Holding my breath, I tucked her into her sleeping bag, making sure she was on her side the way she always slept. With her tears shining like dying stars through the dark, she was almost blinding to look out. There were too many things to take in. Too many small details and unwanted, maybe real, emotions.

Looking at my feet to avoid those, I spotted a small paper. Picking it up, I saw my handwriting.

A letter.

A stupid love letter I had given her a few nights ago.

Picking it up, I crumpled it into a ball before throwing it on the ground. Glaring at it, I pretended it was her through my blurry vision. Wiping more tears with the back of my hand I actually gave her a cold look before saying one last thing.

“It's not like it meant anything to you anyway,”I spat. Stepping over it on the way out, I zipped her tent and stormed to mine, of course being just a little further away than everyone else's.

Because screw me, right? Because I definitely asked to be here? Because I definitely didn't spend my first month here sobbing my eyes out every chance I got because of how alone I was?

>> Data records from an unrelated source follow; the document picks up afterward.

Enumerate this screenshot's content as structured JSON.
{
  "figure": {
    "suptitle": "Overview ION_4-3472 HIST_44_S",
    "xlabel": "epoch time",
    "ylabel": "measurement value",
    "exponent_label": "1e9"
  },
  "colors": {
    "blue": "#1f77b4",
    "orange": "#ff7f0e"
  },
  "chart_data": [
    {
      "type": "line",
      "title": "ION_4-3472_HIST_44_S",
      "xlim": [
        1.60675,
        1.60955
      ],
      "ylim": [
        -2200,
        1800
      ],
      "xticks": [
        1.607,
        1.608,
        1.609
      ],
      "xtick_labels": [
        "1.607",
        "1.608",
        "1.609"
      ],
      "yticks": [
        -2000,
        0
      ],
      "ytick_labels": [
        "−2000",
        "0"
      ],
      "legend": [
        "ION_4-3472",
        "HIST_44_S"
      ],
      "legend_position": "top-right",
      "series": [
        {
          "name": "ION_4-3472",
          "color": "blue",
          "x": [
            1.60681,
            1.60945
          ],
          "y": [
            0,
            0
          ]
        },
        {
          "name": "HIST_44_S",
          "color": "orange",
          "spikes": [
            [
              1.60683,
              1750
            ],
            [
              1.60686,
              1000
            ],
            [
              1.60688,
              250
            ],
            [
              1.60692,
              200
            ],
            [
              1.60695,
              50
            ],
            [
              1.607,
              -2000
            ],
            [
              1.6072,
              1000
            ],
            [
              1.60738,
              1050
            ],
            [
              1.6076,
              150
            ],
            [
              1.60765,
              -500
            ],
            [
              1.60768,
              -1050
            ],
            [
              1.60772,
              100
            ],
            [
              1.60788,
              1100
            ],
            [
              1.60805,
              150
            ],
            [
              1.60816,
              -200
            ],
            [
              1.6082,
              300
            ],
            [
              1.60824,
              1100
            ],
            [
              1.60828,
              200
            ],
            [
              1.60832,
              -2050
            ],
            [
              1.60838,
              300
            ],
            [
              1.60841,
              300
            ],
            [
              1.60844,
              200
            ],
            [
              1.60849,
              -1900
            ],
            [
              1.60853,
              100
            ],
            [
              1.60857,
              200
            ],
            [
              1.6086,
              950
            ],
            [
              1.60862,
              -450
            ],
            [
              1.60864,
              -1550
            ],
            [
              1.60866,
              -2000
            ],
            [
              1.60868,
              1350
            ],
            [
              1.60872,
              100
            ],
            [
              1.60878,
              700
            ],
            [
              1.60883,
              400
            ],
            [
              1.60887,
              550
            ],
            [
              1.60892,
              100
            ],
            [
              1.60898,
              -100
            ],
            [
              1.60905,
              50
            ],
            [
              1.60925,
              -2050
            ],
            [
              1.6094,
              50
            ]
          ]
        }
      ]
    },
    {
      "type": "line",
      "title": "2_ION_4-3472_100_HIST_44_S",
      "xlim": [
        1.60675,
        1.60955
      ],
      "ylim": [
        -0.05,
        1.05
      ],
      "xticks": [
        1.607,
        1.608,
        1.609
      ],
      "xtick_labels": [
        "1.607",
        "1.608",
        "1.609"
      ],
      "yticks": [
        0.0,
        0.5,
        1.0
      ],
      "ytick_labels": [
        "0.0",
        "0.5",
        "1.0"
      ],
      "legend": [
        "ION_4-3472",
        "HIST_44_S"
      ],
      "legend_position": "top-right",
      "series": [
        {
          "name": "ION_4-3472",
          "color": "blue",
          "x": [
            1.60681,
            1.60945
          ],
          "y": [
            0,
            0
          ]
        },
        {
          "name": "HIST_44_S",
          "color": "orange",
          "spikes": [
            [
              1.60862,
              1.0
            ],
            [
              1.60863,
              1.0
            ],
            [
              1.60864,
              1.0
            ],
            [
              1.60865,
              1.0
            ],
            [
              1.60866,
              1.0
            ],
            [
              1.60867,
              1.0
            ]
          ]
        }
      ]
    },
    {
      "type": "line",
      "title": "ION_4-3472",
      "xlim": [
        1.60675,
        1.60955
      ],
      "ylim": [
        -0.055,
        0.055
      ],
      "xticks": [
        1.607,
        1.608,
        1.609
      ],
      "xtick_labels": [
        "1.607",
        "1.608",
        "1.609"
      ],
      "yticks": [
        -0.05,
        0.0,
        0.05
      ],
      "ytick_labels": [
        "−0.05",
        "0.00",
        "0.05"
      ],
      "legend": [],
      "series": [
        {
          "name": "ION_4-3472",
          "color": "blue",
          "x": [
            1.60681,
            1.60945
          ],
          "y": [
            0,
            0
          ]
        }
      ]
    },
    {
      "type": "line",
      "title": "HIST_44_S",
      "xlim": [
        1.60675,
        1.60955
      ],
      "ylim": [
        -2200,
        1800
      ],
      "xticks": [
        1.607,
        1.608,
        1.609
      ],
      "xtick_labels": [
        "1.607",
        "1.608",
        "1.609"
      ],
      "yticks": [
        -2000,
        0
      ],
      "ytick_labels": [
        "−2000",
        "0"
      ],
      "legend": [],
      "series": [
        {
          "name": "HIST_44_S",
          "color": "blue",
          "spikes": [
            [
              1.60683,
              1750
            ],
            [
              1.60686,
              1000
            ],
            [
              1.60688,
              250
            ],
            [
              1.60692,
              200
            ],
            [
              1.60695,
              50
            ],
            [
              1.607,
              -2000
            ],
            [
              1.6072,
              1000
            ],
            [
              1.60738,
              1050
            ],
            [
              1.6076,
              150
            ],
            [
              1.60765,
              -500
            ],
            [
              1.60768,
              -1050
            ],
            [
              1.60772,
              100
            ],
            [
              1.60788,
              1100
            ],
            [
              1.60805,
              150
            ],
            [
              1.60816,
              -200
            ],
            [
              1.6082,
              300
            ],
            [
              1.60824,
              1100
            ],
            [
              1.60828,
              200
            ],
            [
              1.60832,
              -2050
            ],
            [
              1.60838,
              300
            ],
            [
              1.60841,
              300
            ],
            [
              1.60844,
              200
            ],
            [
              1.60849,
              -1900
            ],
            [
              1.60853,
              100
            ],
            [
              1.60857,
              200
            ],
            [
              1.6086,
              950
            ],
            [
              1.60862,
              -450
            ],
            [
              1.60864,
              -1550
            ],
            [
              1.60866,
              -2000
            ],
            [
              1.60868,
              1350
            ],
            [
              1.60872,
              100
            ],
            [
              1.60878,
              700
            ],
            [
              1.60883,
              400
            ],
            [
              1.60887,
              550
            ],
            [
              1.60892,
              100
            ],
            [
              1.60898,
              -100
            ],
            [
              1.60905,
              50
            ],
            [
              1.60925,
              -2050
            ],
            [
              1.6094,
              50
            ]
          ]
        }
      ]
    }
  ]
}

At least when they were all adjusting to their home and wondering how they got here, if they did something wrong, if they were being punished, if they were meant for something, or if they were dangerous, they had each other. They could just ask for help from someone. And what did I get? People talking about whether or not to send me to die, right in front of me.

I hate this place! I hate all of them! I hate her! I especially hate her!

Without bothering to close it, I fell on the floor of my tent and sobbed like it was the first night all over again.